While dictators rage and statesmen talk, all Europe dances — to The Lambeth Walk.

Even King George VI and Queen Elizabeth (mother and father of the current Queen) came to see the show in 1939, and sang along with the rest of the audience.** Within a few years, of course, the Kingdom had need of even more distraction--and here their affection for The Lambeth Walk brought its own rewards.

During times of challenge humor is an invaluable coping mechanism--it contextualizes, it cuts down, it reduces, it adds perspective. Monsters have frequently been cut down to size through humor--in fact this is the stratagem behind the riddikukus curse in Harry Potter, that you conquer your boggart by placing it in a silly context. In this age of irony we like to think we invented this technique, that the generations before us were all terribly earnest and brave and stalwart. Brave and stalwart the Greatest Generation certainly was--but no one can cut you down with humor like the Brits! During World War II some filmmaking genius had the clever idea to match an orchestra track of The Lambeth Walk to some footage from Leni Reifenstahl's Triumph of the Will--and thus, the mashup was born.




If this is not the funniest thing you've seen all week, there is something wrong with you.

They say that Joseph Goebbels, Nazi Minister of Propaganda, flipped. out. when he saw this footage, throwing chairs across the room.
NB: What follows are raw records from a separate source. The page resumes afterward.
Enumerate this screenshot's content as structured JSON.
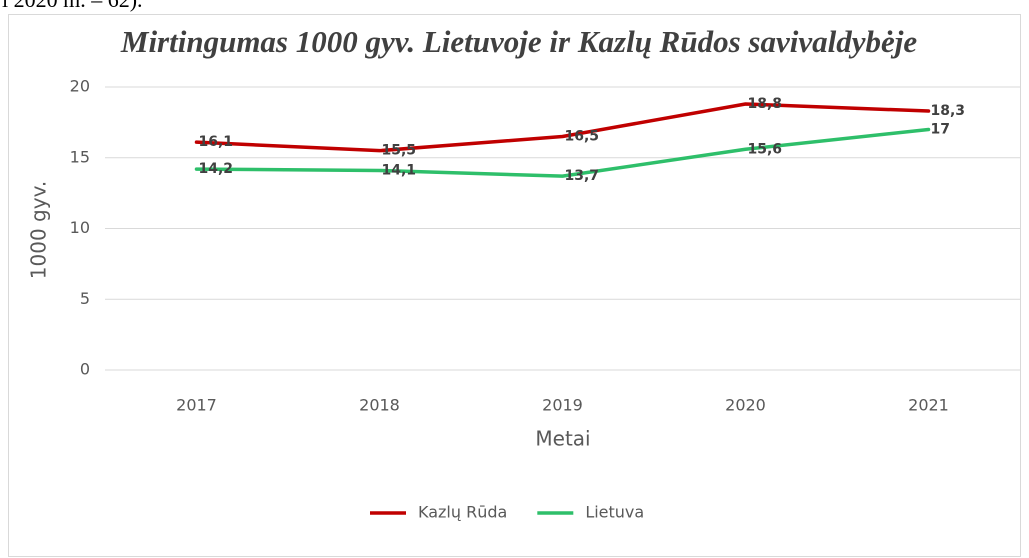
{
  "page_text": "i 2020 m. – 62).",
  "chart_data": {
    "type": "line",
    "title": "Mirtingumas 1000 gyv. Lietuvoje ir Kazlų Rūdos savivaldybėje",
    "x_label": "Metai",
    "y_label": "1000 gyv.",
    "categories": [
      "2017",
      "2018",
      "2019",
      "2020",
      "2021"
    ],
    "series": [
      {
        "name": "Kazlų Rūda",
        "color": "#c00000",
        "values": [
          16.1,
          15.5,
          16.5,
          18.8,
          18.3
        ],
        "value_labels": [
          "16,1",
          "15,5",
          "16,5",
          "18,8",
          "18,3"
        ]
      },
      {
        "name": "Lietuva",
        "color": "#2ebf6a",
        "values": [
          14.2,
          14.1,
          13.7,
          15.6,
          17
        ],
        "value_labels": [
          "14,2",
          "14,1",
          "13,7",
          "15,6",
          "17"
        ]
      }
    ],
    "ylim": [
      0,
      20
    ],
    "yticks": [
      0,
      5,
      10,
      15,
      20
    ],
    "grid": true,
    "legend": "bottom"
  }
}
God, I love British humor.

And oh, what a right little island.
A right little, tight little island...

*The actual Lambeth Walk is in the South End of London, off of Lambeth Road. The reference is to the strutting evening promenade popular amongst residents--Noel Gay had the idea to set it to song and thus an iconic song was born.


Notice Mayfair across the river, to the northwest--Mayfair is where the aristocracy, and thus new Earl's "posh" relatives, lived.


**Adorably--and cheekily--Lupino Lane, the star of the show, reported afterward, "They [Their Majesties] said they had been walking the Lambeth Walk the wrong way--the ballroom way--and promised to do it our way in the future."